AK Parti Sözcüsü Mahir Ünal, "Kılıçdaroğlu şimdi de ´halkın sanatçısı-sarayın sanatçısı´ gibi yine son derece bölücü ve çirkin bir dil kullanmıştır." dedi.
AK Parti Genel Başkan Yardımcısı ve Parti Sözcüsü Mahir Ünal, AK Parti Merkez Karar ve Yönetim Kurulu (MKYK) toplantısı devam ederken, düzenlediği basın toplantısında, gündeme ilişkin değerlendirmelerde bulundu, soruları yanıtladı.
Ünal, devam eden MKYK toplantısında iç, dış siyasi gelişmeler, ekonomik ve sosyal gelişmelerin değerlendirildiğini, olağan kongre süreçlerinin konuşulduğunu kaydetti.
AK Parti´nin Aydın, Denizli, Siirt ve Van il kongrelerinin tamamlanmasının ardından İzmir ve İstanbul dışında tüm il kongrelerini tamamlamış olacağını anlatan Ünal, İzmir il kongresini 28 Nisan´da, İstanbul il kongresini 6 Mayıs´ta yaparak, ramazan ayından önce il kongrelerini bitireceklerini söyledi.
Afrika Siyasi Partiler Konseyi üyeliği
Partisinin kadın ve gençlik kollarının kongrelerinin ardından, olağan büyük kongrenin tarihini belirleyeceklerini dile getiren Ünal, "Yeni il ve ilçe teşkilatlarımız bundan sonraki süreçte inşallah tüm gayretleriyle Cumhurbaşkanımızın da ifadesiyle artık metal yorgunluğunu üzerinden atmış, diriliş heyecanıyla 2019, 2023 hedeflerine yönelik çalışmalarını sürdürecekler." dedi.
AK Parti Genel Başkan Yardımcısı Ünal, 48 Afrika ülkesinden 82 siyasi partiyi bir araya getiren, "Afrika Siyasi Partiler Konseyi" ile uluslararası platformlarda iş birliği içinde oldukları çatı bir kuruluş olduğunu ifade ederek, toplantıda, "Afrika Siyasi Partiler Konseyi" üyeliği için gerekli iş ve işlemlerin yapılmasına karar verildiğini bildirdi.
Çocuk istismarına yönelik kanun tasarısının imzalarının tamamlandığını açıklayan Ünal, tasarının en geç gelecek hafta meclise sevk edileceğini söyledi.
"Son derece bölücü ve çirkin bir dil"
Cumhurbaşkanı Recep Tayyip Erdoğan´ın Hatay ziyaretine ilişkin ana muhalefet partisinin eleştirilerini anımsatan Ünal, şöyle devam etti:
"Sanatçılarımıza dönük kullanılan ifadeler, son derece çirkin ve terbiye dışı ifadelerdi.
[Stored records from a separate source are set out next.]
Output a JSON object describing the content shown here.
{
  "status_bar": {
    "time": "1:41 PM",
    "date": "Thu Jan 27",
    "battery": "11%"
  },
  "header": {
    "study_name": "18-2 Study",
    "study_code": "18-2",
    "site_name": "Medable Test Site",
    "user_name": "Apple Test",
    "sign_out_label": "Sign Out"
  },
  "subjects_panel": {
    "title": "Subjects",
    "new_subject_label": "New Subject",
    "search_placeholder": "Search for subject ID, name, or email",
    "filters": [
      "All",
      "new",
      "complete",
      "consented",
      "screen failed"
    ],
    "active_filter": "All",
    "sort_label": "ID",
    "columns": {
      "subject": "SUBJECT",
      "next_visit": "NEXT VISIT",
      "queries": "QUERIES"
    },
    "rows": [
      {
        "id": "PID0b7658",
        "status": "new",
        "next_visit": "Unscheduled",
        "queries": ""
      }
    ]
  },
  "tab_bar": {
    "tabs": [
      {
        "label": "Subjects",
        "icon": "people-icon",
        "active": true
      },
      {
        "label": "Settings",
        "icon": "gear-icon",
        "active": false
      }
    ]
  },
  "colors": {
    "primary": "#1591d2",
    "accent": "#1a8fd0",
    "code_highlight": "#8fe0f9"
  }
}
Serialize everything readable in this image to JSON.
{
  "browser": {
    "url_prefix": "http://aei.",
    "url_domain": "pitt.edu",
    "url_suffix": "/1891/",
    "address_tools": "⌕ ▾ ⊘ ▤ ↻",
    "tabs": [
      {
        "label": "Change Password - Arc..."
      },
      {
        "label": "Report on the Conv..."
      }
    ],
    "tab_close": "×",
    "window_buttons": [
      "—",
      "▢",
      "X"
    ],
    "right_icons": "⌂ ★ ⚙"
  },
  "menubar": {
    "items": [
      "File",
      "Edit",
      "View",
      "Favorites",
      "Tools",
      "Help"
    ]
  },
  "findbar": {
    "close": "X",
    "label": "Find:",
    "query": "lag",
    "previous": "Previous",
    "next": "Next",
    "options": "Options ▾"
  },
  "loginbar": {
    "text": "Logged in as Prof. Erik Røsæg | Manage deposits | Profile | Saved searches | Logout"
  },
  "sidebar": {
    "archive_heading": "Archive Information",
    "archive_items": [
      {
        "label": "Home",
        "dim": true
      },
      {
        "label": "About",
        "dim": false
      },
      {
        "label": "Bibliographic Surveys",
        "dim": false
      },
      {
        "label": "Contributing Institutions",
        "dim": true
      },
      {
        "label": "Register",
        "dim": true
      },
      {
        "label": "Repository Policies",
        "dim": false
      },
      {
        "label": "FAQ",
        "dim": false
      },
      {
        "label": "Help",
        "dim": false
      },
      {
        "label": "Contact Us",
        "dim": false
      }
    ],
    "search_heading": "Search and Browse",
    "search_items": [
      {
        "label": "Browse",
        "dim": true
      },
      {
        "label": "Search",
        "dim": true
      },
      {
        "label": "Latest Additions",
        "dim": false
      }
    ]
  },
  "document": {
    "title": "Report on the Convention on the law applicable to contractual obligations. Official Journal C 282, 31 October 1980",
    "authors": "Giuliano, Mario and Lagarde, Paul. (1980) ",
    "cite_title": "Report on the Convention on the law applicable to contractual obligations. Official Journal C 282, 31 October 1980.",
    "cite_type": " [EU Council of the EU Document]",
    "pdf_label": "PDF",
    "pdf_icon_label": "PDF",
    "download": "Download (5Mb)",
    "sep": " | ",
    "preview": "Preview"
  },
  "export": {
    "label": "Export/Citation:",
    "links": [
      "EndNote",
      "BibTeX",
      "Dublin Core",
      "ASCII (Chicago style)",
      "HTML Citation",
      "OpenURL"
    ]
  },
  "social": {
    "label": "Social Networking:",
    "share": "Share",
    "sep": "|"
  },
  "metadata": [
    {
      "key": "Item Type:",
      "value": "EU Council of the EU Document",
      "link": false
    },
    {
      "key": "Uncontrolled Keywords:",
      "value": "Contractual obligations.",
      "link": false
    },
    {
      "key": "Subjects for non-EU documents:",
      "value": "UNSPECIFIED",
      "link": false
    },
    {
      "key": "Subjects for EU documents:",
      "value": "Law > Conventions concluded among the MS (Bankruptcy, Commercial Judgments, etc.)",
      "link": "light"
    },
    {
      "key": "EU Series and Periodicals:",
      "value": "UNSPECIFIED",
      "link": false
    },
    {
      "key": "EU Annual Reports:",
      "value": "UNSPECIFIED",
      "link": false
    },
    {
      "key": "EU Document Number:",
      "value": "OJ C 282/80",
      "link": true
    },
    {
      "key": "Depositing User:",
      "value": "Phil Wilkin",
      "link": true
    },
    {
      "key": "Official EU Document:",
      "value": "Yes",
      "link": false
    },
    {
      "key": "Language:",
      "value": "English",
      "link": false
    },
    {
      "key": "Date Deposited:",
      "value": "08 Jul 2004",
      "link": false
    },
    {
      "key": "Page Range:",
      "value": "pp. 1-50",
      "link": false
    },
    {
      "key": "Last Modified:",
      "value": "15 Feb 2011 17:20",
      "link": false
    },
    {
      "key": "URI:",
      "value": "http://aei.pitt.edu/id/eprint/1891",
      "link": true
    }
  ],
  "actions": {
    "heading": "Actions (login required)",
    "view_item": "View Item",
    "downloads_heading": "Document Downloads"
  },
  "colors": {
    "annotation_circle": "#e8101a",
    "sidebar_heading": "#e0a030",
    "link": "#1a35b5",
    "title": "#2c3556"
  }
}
Sanatçılarımız oraya bu devletin Cumhurbaşkanıyla vatan, millet ve bayrak sevdalarından dolayı gittiler. Bir görevi ifa ettiler. Kendi vicdanlarında hissettikleri bir sorumluluğun sonucu olarak bunu yaptılar. Oraya gelemeyen ve orada olmak isteyen başka sanatçılarımız da vardı. Ama bu sanatçılarımızla birlikte oraya gidildi. Toplumu ´halkın polisi, sarayın polisi´, ´halkın 15 Temmuzu, Sarayın 15 Temmuzu´, ´15 Temmuz şehidi, terör şehidi´ gibi ayıran Kılıçdaroğlu, şimdi de ´halkın sanatçısı sarayın sanatçısı´ gibi yine son derece bölücü ve çirkin bir dil kullanmıştır. Adeta terörü destekleyen, terör seviciliği yapan açıklamalarıyla bu ülkenin hukukuna, anayasasına, hatta bütün ülkelerin hassas olduğu, evrensel hukukun şiddete ve teröre dönük duyarlılığına rağmen terör sevicilerine hamilik yapan, ´bir gerillayı ya da annesini oynamak istiyorum´ diyerek, PKK´yı ve terör seviciliğini adeta ifşa eden sanatçı benzerlerine sahip çıkan Kemal Kılıçdaroğlu, acaba bu ülkenin meşru seçilmiş Cumhurbaşkanıyla birlikte sanatçıların teröristlerle savaşan, mücadele eden ve bölgeyi terörden temizleyen Mehmetçik´in ziyaret edilmesinden neden rahatsızlık duyduğunu biz çok iyi biliyoruz ve anlıyoruz."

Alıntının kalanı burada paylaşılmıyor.